Adjusted earnings per share (EPS) rose 5.5 per cent to €3.412, in line with the group’s lowered guidance issued in August as a result of dollar weakness against the euro. The company, led by Edmond Scanlon, is forecasting 6 per cent to 10 per cent adjusted EPS growth this year.

Kerry Group also said that chief financial officer Brian Mehigan would move to the role of chief strategy officer from September, and would be replaced by Marguerite Larkin, currently a senior partner with Deloitte

“Kerry Group delivered strong top-line growth and sustained business development in 2017,” said Mr Scanlon.

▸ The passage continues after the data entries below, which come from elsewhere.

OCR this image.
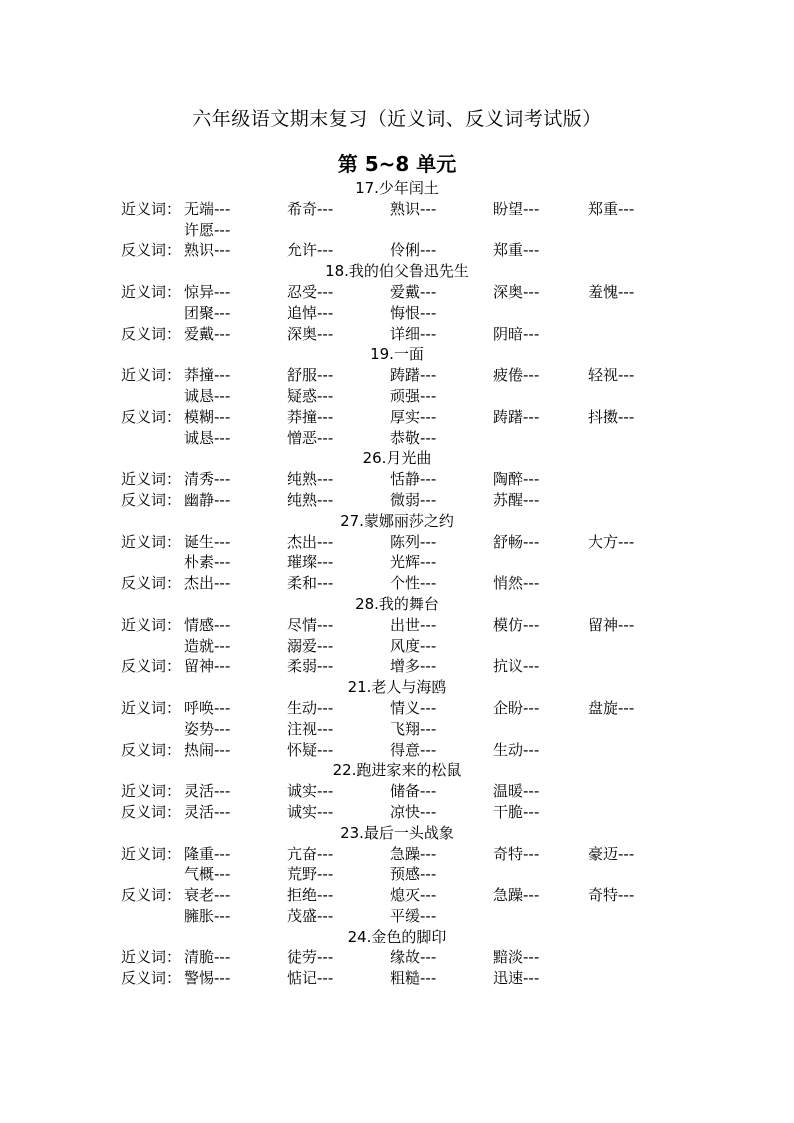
六年级语文期末复习（近义词、反义词考试版）
第 5~8 单元
17.少年闰土
近义词： 无端---	希奇---	熟识---	盼望---	郑重---
许愿---
反义词： 熟识---	允许---	伶俐---	郑重---
18.我的伯父鲁迅先生
近义词： 惊异---	忍受---	爱戴---	深奥---	羞愧---
团聚---	追悼---	悔恨---
反义词： 爱戴---	深奥---	详细---	阴暗---
19.一面
近义词： 莽撞---	舒服---	踌躇---	疲倦---	轻视---
诚恳---	疑惑---	顽强---
反义词： 模糊---	莽撞---	厚实---	踌躇---	抖擞---
诚恳---	憎恶---	恭敬---
26.月光曲
近义词： 清秀---	纯熟---	恬静---	陶醉---
反义词： 幽静---	纯熟---	微弱---	苏醒---
27.蒙娜丽莎之约
近义词： 诞生---	杰出---	陈列---	舒畅---	大方---
朴素---	璀璨---	光辉---
反义词： 杰出---	柔和---	个性---	悄然---
28.我的舞台
近义词： 情感---	尽情---	出世---	模仿---	留神---
造就---	溺爱---	风度---
反义词： 留神---	柔弱---	增多---	抗议---
21.老人与海鸥
近义词： 呼唤---	生动---	情义---	企盼---	盘旋---
姿势---	注视---	飞翔---
反义词： 热闹---	怀疑---	得意---	生动---
22.跑进家来的松鼠
近义词： 灵活---	诚实---	储备---	温暖---
反义词： 灵活---	诚实---	凉快---	干脆---
23.最后一头战象
近义词： 隆重---	亢奋---	急躁---	奇特---	豪迈---
气概---	荒野---	预感---
反义词： 衰老---	拒绝---	熄灭---	急躁---	奇特---
臃胀---	茂盛---	平缓---
24.金色的脚印
近义词： 清脆---	徒劳---	缘故---	黯淡---
反义词： 警惕---	惦记---	粗糙---	迅速---
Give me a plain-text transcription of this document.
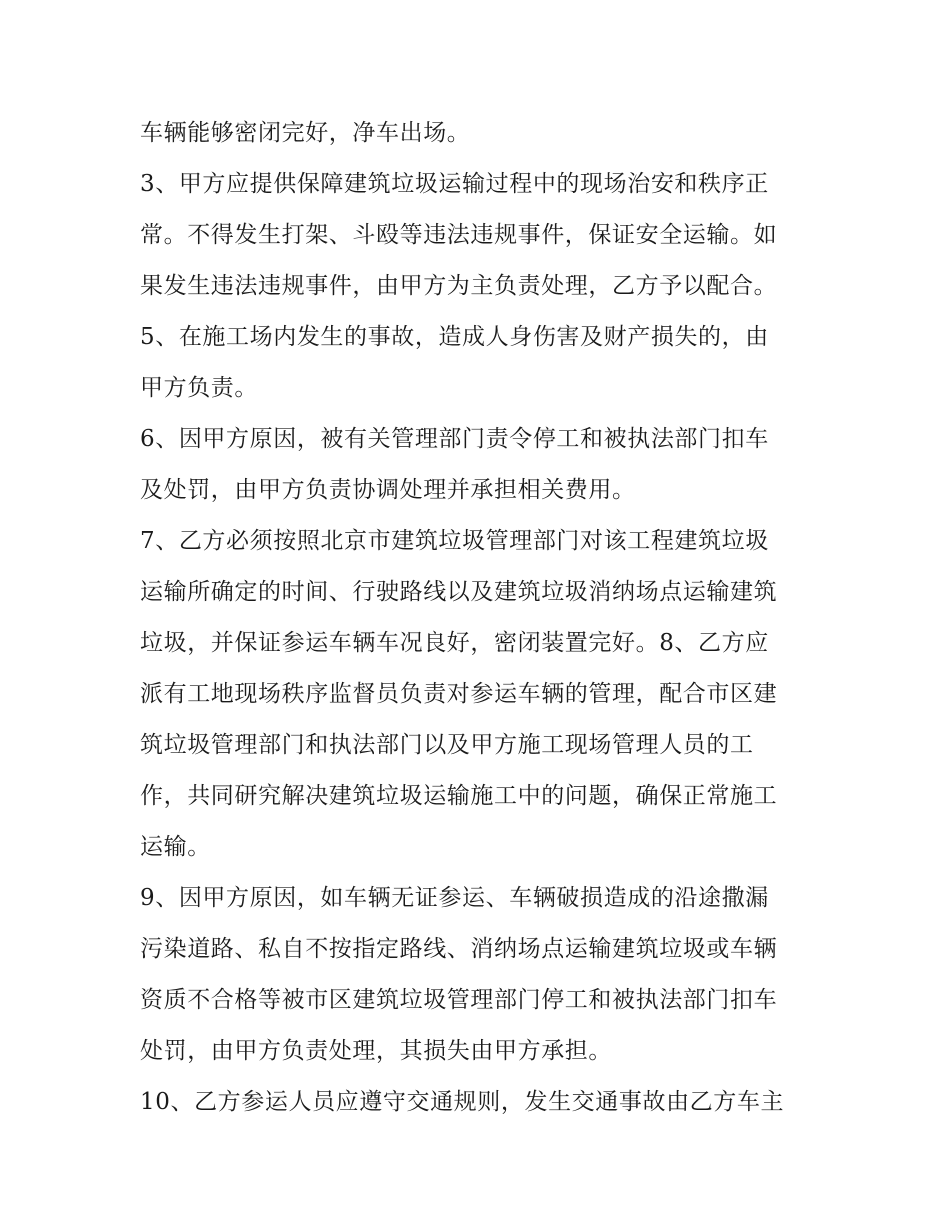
车辆能够密闭完好，净车出场。
3、甲方应提供保障建筑垃圾运输过程中的现场治安和秩序正
常。不得发生打架、斗殴等违法违规事件，保证安全运输。如
果发生违法违规事件，由甲方为主负责处理，乙方予以配合。
5、在施工场内发生的事故，造成人身伤害及财产损失的，由
甲方负责。
6、因甲方原因，被有关管理部门责令停工和被执法部门扣车
及处罚，由甲方负责协调处理并承担相关费用。
7、乙方必须按照北京市建筑垃圾管理部门对该工程建筑垃圾
运输所确定的时间、行驶路线以及建筑垃圾消纳场点运输建筑
垃圾，并保证参运车辆车况良好，密闭装置完好。8、乙方应
派有工地现场秩序监督员负责对参运车辆的管理，配合市区建
筑垃圾管理部门和执法部门以及甲方施工现场管理人员的工
作，共同研究解决建筑垃圾运输施工中的问题，确保正常施工
运输。
9、因甲方原因，如车辆无证参运、车辆破损造成的沿途撒漏
污染道路、私自不按指定路线、消纳场点运输建筑垃圾或车辆
资质不合格等被市区建筑垃圾管理部门停工和被执法部门扣车
处罚，由甲方负责处理，其损失由甲方承担。
10、乙方参运人员应遵守交通规则，发生交通事故由乙方车主
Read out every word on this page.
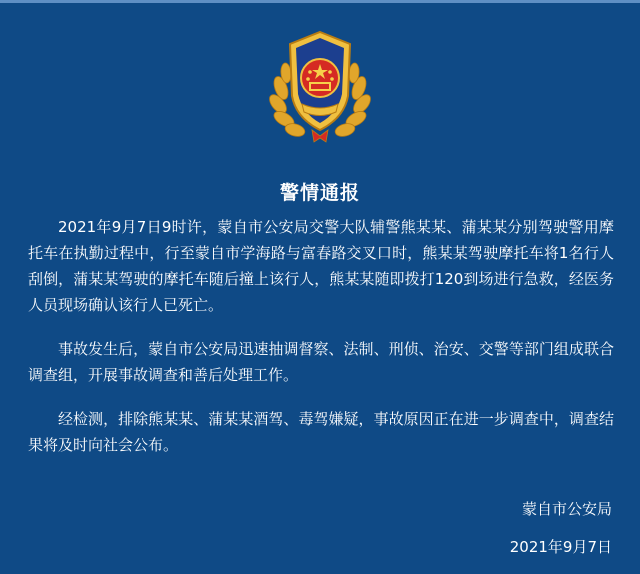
警情通报

2021年9月7日9时许，蒙自市公安局交警大队辅警熊某某、蒲某某分别驾驶警用摩托车在执勤过程中，行至蒙自市学海路与富春路交叉口时，熊某某驾驶摩托车将1名行人刮倒，蒲某某驾驶的摩托车随后撞上该行人，熊某某随即拨打120到场进行急救，经医务人员现场确认该行人已死亡。

事故发生后，蒙自市公安局迅速抽调督察、法制、刑侦、治安、交警等部门组成联合调查组，开展事故调查和善后处理工作。

经检测，排除熊某某、蒲某某酒驾、毒驾嫌疑，事故原因正在进一步调查中，调查结果将及时向社会公布。

蒙自市公安局
2021年9月7日
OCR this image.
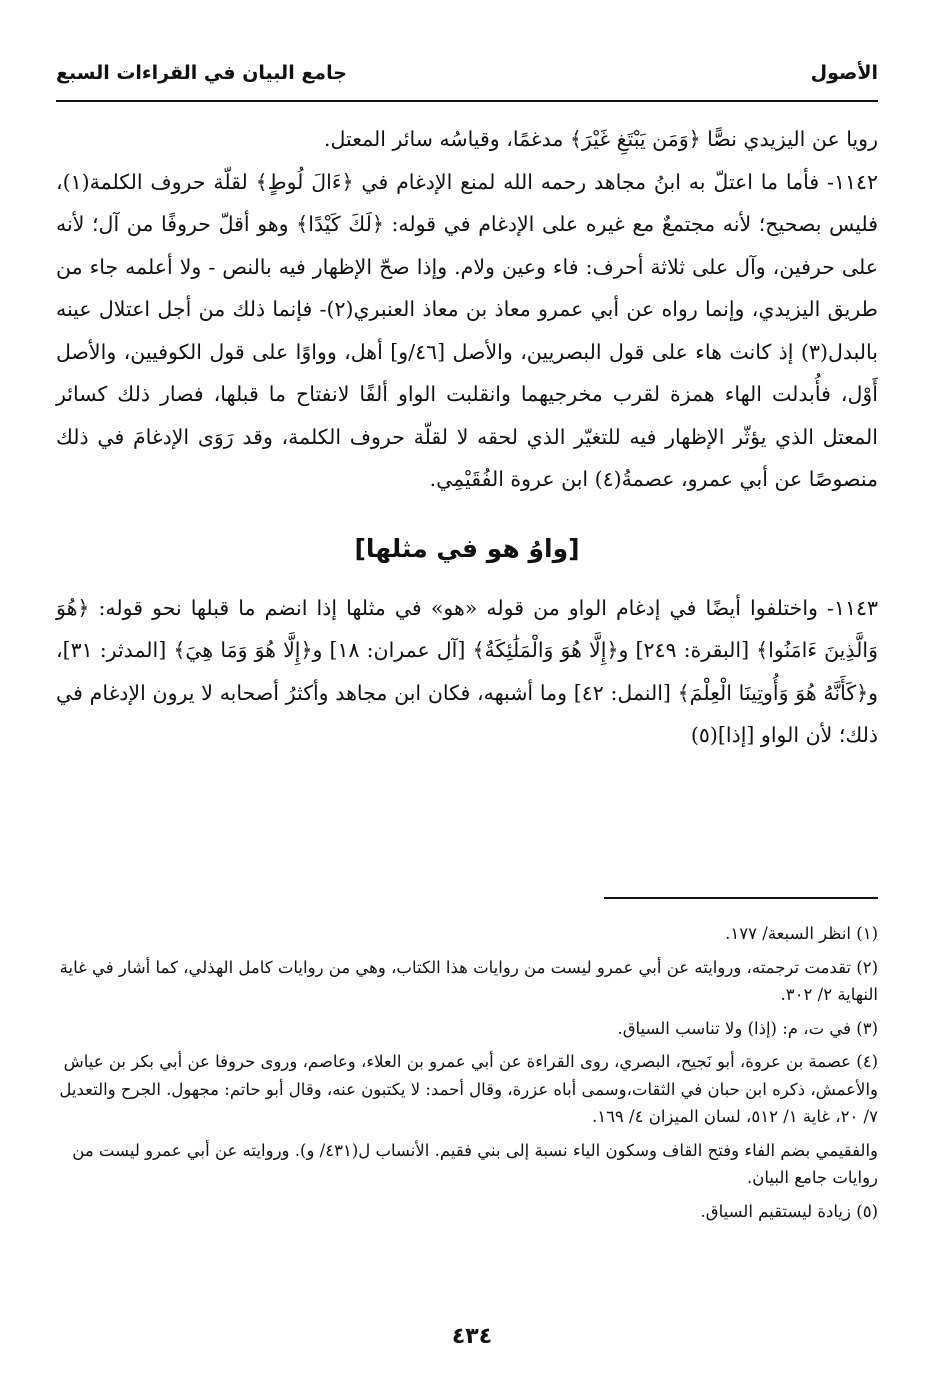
الأصول
جامع البيان في القراءات السبع

رويا عن اليزيدي نصًّا ﴿وَمَن يَبْتَغِ غَيْرَ﴾ مدغمًا، وقياسُه سائر المعتل.

١١٤٢- فأما ما اعتلّ به ابنُ مجاهد رحمه الله لمنع الإدغام في ﴿ءَالَ لُوطٍ﴾ لقلّة حروف الكلمة(١)، فليس بصحيح؛ لأنه مجتمعٌ مع غيره على الإدغام في قوله: ﴿لَكَ كَيْدًا﴾ وهو أقلّ حروفًا من آل؛ لأنه على حرفين، وآل على ثلاثة أحرف: فاء وعين ولام. وإذا صحّ الإظهار فيه بالنص - ولا أعلمه جاء من طريق اليزيدي، وإنما رواه عن أبي عمرو معاذ بن معاذ العنبري(٢)- فإنما ذلك من أجل اعتلال عينه بالبدل(٣) إذ كانت هاء على قول البصريين، والأصل [٤٦/و] أهل، وواوًا على قول الكوفيين، والأصل أَوْل، فأُبدلت الهاء همزة لقرب مخرجيهما وانقلبت الواو ألفًا لانفتاح ما قبلها، فصار ذلك كسائر المعتل الذي يؤثّر الإظهار فيه للتغيّر الذي لحقه لا لقلّة حروف الكلمة، وقد رَوَى الإدغامَ في ذلك منصوصًا عن أبي عمرو، عصمةُ(٤) ابن عروة الفُقَيْمِي.

[واوُ هو في مثلها]

١١٤٣- واختلفوا أيضًا في إدغام الواو من قوله «هو» في مثلها إذا انضم ما قبلها نحو قوله: ﴿هُوَ وَالَّذِينَ ءَامَنُوا﴾ [البقرة: ٢٤٩] و﴿إِلَّا هُوَ وَالْمَلَٰئِكَةُ﴾ [آل عمران: ١٨] و﴿إِلَّا هُوَ وَمَا هِيَ﴾ [المدثر: ٣١]، و﴿كَأَنَّهُ هُوَ وَأُوتِينَا الْعِلْمَ﴾ [النمل: ٤٢] وما أشبهه، فكان ابن مجاهد وأكثرُ أصحابه لا يرون الإدغام في ذلك؛ لأن الواو [إذا](٥)

(١) انظر السبعة/ ١٧٧.

(٢) تقدمت ترجمته، وروايته عن أبي عمرو ليست من روايات هذا الكتاب، وهي من روايات كامل الهذلي، كما أشار في غاية النهاية ٢/ ٣٠٢.

(٣) في ت، م: (إذا) ولا تناسب السياق.

(٤) عصمة بن عروة، أبو نَجيح، البصري، روى القراءة عن أبي عمرو بن العلاء، وعاصم، وروى حروفا عن أبي بكر بن عياش والأعمش، ذكره ابن حبان في الثقات،وسمى أباه عزرة، وقال أحمد: لا يكتبون عنه، وقال أبو حاتم: مجهول. الجرح والتعديل ٧/ ٢٠، غاية ١/ ٥١٢، لسان الميزان ٤/ ١٦٩.

والفقيمي بضم الفاء وفتح القاف وسكون الياء نسبة إلى بني فقيم. الأنساب ل(٤٣١/ و). وروايته عن أبي عمرو ليست من روايات جامع البيان.

(٥) زيادة ليستقيم السياق.

٤٣٤
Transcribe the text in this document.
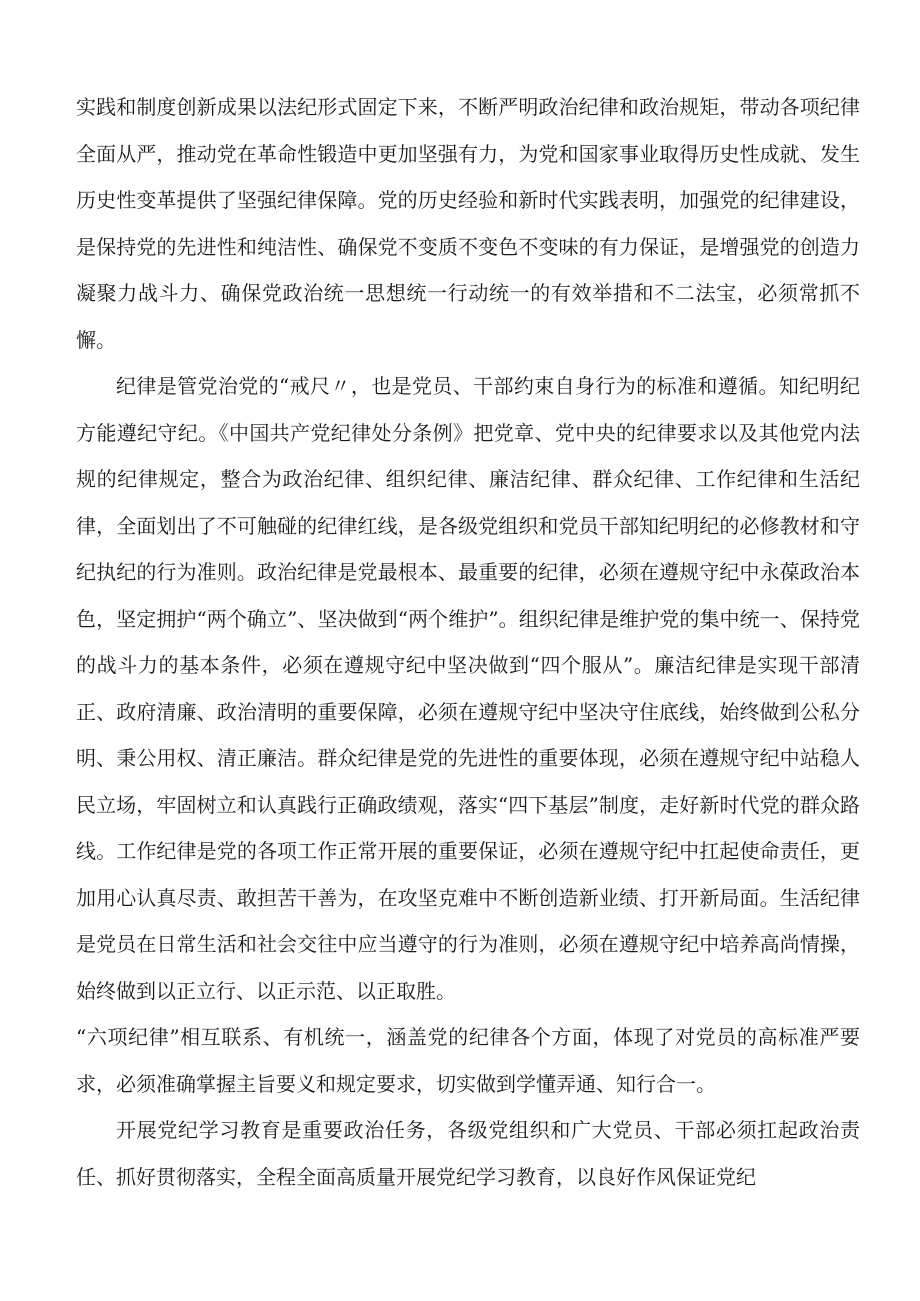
实践和制度创新成果以法纪形式固定下来，不断严明政治纪律和政治规矩，带动各项纪律全面从严，推动党在革命性锻造中更加坚强有力，为党和国家事业取得历史性成就、发生历史性变革提供了坚强纪律保障。党的历史经验和新时代实践表明，加强党的纪律建设，是保持党的先进性和纯洁性、确保党不变质不变色不变味的有力保证，是增强党的创造力凝聚力战斗力、确保党政治统一思想统一行动统一的有效举措和不二法宝，必须常抓不懈。

纪律是管党治党的“戒尺〃，也是党员、干部约束自身行为的标准和遵循。知纪明纪方能遵纪守纪。《中国共产党纪律处分条例》把党章、党中央的纪律要求以及其他党内法规的纪律规定，整合为政治纪律、组织纪律、廉洁纪律、群众纪律、工作纪律和生活纪律，全面划出了不可触碰的纪律红线，是各级党组织和党员干部知纪明纪的必修教材和守纪执纪的行为准则。政治纪律是党最根本、最重要的纪律，必须在遵规守纪中永葆政治本色，坚定拥护“两个确立”、坚决做到“两个维护”。组织纪律是维护党的集中统一、保持党的战斗力的基本条件，必须在遵规守纪中坚决做到“四个服从”。廉洁纪律是实现干部清正、政府清廉、政治清明的重要保障，必须在遵规守纪中坚决守住底线，始终做到公私分明、秉公用权、清正廉洁。群众纪律是党的先进性的重要体现，必须在遵规守纪中站稳人民立场，牢固树立和认真践行正确政绩观，落实“四下基层”制度，走好新时代党的群众路线。工作纪律是党的各项工作正常开展的重要保证，必须在遵规守纪中扛起使命责任，更加用心认真尽责、敢担苦干善为，在攻坚克难中不断创造新业绩、打开新局面。生活纪律是党员在日常生活和社会交往中应当遵守的行为准则，必须在遵规守纪中培养高尚情操，始终做到以正立行、以正示范、以正取胜。

“六项纪律”相互联系、有机统一，涵盖党的纪律各个方面，体现了对党员的高标准严要求，必须准确掌握主旨要义和规定要求，切实做到学懂弄通、知行合一。

开展党纪学习教育是重要政治任务，各级党组织和广大党员、干部必须扛起政治责任、抓好贯彻落实，全程全面高质量开展党纪学习教育，以良好作风保证党纪
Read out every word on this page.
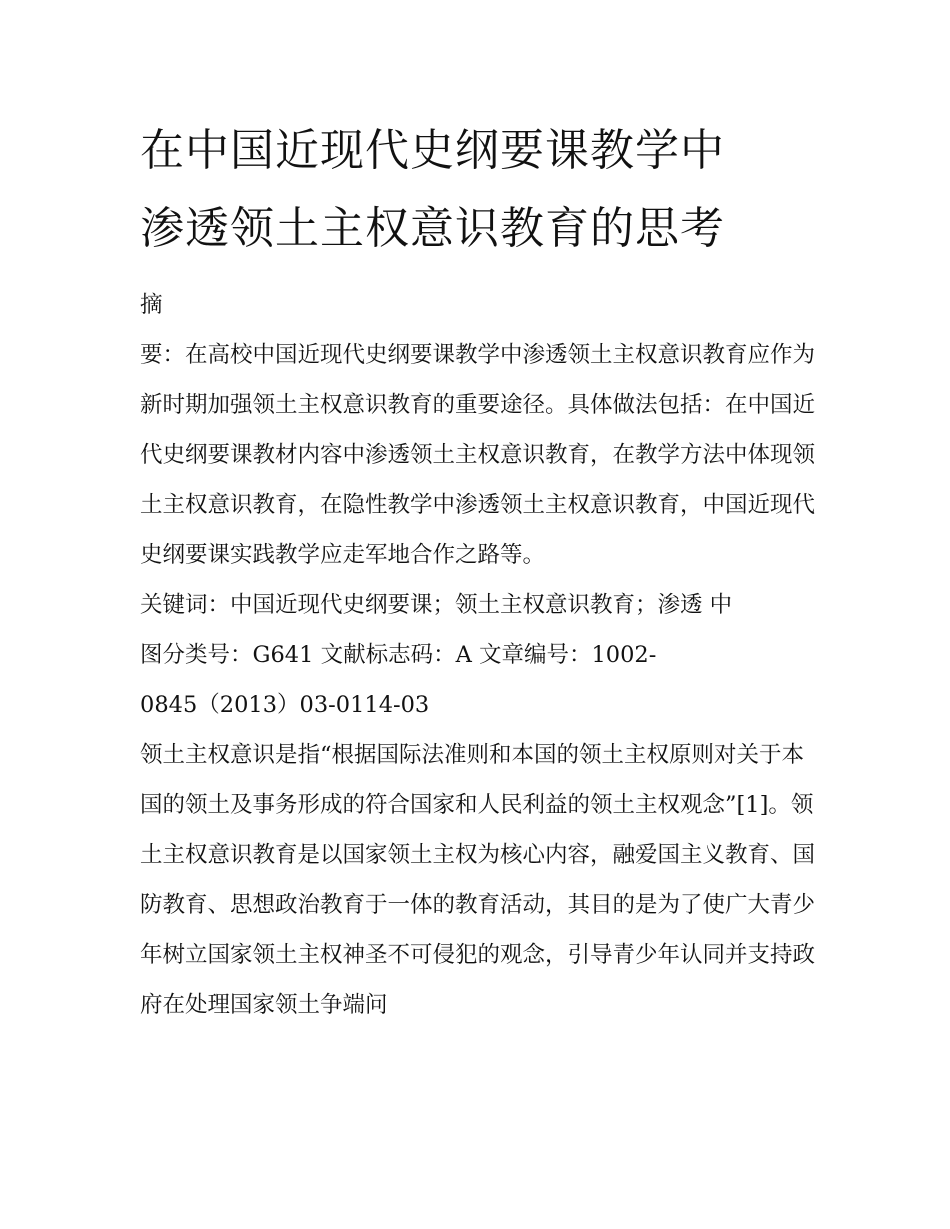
在中国近现代史纲要课教学中
渗透领土主权意识教育的思考
摘
要：在高校中国近现代史纲要课教学中渗透领土主权意识教育应作为新时期加强领土主权意识教育的重要途径。具体做法包括：在中国近代史纲要课教材内容中渗透领土主权意识教育，在教学方法中体现领土主权意识教育，在隐性教学中渗透领土主权意识教育，中国近现代史纲要课实践教学应走军地合作之路等。
关键词：中国近现代史纲要课；领土主权意识教育；渗透 中
图分类号：G641 文献标志码：A 文章编号：1002-
0845（2013）03-0114-03
领土主权意识是指“根据国际法准则和本国的领土主权原则对关于本国的领土及事务形成的符合国家和人民利益的领土主权观念”[1]。领土主权意识教育是以国家领土主权为核心内容，融爱国主义教育、国防教育、思想政治教育于一体的教育活动，其目的是为了使广大青少年树立国家领土主权神圣不可侵犯的观念，引导青少年认同并支持政府在处理国家领土争端问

Mr Scanlon, who succeeded long-standing chief executive Stan McCarthy in October, set out his stall late last year with a target of delivering more than 10 per cent adjusted earnings growth on average a year over the next five-year cycle.

Acquisitions trail

The group returned to the acquisitions trail in 2017, spending €397 million on sales, after spending 2016 integrating €900 million of deals carried out during the previous year.

Kerry Group has spent more than €4.5 billion on mainly small bolt-on-acquisitions since 2000, according to analysts, as it built up its taste and nutrition business. The company has consistently said that it has no plans to sell off its lower-margin, but cash generative, legacy consumer foods business.

Group sales grew 4.3 per cent last year to €6.4 billion, while the company announced a 12 per cent increase in its final dividend to 43.9 cent per share.